Aumenti ok, ma non di 85 euro

Tutto è ancora fermo alla bozza di accordo trovato tra Governo e sindacati quasi un anno fa, il 30 novembre 2016, con le famose 85 euro di aumento lordo pro capite previste.

I soldi stanziati comprendono anche quanto serve per detonare il pericolo per molti lavoratori di sforare la fascia reddituale utile per percepire il Bonus da 80 euro di Renzi. Un primo problema che appare risolto perché nessun dipendente perderà quell’incentivo. I sindacati che continuano a contestare le cifre parlano di accordo disatteso, perché stando ai calcoli che oggi si possono fare perché le cifre sono state confermate nella nota di aggiornamento del DEF, nelle buste paga a partire da gennaio, in media si troverebbero aumenti di 66 euro al mese.

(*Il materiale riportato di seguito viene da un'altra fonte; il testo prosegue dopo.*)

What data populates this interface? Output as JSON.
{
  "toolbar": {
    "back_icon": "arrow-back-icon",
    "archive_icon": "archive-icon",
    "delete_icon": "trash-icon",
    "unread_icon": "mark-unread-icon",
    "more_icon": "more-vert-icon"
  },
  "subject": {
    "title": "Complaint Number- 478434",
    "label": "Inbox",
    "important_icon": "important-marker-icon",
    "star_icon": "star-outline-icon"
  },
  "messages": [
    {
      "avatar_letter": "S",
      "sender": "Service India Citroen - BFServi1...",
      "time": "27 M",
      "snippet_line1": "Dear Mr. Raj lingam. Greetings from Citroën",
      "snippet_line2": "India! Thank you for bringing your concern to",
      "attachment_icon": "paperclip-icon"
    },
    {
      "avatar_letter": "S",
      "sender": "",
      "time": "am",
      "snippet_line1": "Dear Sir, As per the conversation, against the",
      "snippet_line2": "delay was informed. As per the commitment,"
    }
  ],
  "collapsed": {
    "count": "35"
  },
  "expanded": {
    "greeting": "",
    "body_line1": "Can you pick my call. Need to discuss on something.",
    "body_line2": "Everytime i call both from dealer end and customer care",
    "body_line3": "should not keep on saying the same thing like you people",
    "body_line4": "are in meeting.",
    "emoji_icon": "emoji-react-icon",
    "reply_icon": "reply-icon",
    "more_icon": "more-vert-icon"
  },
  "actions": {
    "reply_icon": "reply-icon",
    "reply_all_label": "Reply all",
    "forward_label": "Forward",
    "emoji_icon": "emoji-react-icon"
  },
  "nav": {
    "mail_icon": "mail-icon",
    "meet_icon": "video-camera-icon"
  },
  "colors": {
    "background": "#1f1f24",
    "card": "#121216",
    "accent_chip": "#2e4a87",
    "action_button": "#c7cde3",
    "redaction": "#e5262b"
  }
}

Lontani quindi dai 1.105 euro all’anno che sarebbero finiti nelle tasche dei lavoratori grazie all’aumento previsto di 85 euro al mese.

L’Anief (sindacato del comparto Scuola) con il suo Presidente Marcello Pacifico ha già ribadito lo scetticismo circa l’esito dell’accordo proprio per via del ribasso di aumento che si avrà rispetto all’accordo.

Fatto sta che gioco forza, cifre alla mano, questo è quello che probabilmente si troverebbero i lavoratori in più di stipendio nel 2018.

Arretrati

Fermo restando il fatto che un contratto fermo da 8 anni, con una vacanza contrattuale mai pagata (l’indennità pari al 50% del tasso di inflazione che spetterebbe nei periodi di vuoto contrattuale, tra un rinnovo e l’altro), sarebbe dovuto essere sanato con cifre diverse e più importanti, il contratto prevede un effetto retroattivo. Non si potrà tornare indietro di 8 anni, ma gli arretrati previsti sono a partire dal 2016. La sentenza con cui la Consulta bocciò il blocco Fornero relativo al salario degli statali infatti è del luglio 2015 e gli aumenti dovrebbero scattare a partire dal 1° gennaio 2016.

Anche in questo caso, cifre alla mano, si prevedono aumenti pari a 14 euro al mese alla voce stipendio pregresso, cioè arretrati. A gennaio quindi, con il primo nuovo stipendio aggiornato, i lavoratori potrebbero percepire tra le 450 e le 500 euro come arretrato. Una cifra che sempre Pacifico per l’Anief giudica irrisoria per tamponare una falla di ben 8 anni.

Ecco perché nonostante le voci di un imminente accordo la partita è ancora lontana dal fischio finale. Le tabelle allegate al DDL 2960 e presenti nell’atto di indirizzo del Ministero della Funzione Pubblica sono queste e le cifre non possono essere diverse da quelle sottolineate da Pacifico e tacciate di inadeguatezza. Basti pensare che solo l’indennità di vacanza stando all’inflazione degli ultimi anni, dovrebbe portare nelle tasche dei lavoratori aumenti di 120 euro a testa.

Nel prossimo incontro quindi la situazione si annuncia ancora incandescente, perché i sindacati dovrebbero firmare un rinnovo a cifre enormemente inferiori a quelle che loro ipotizzano siano quelle giuste.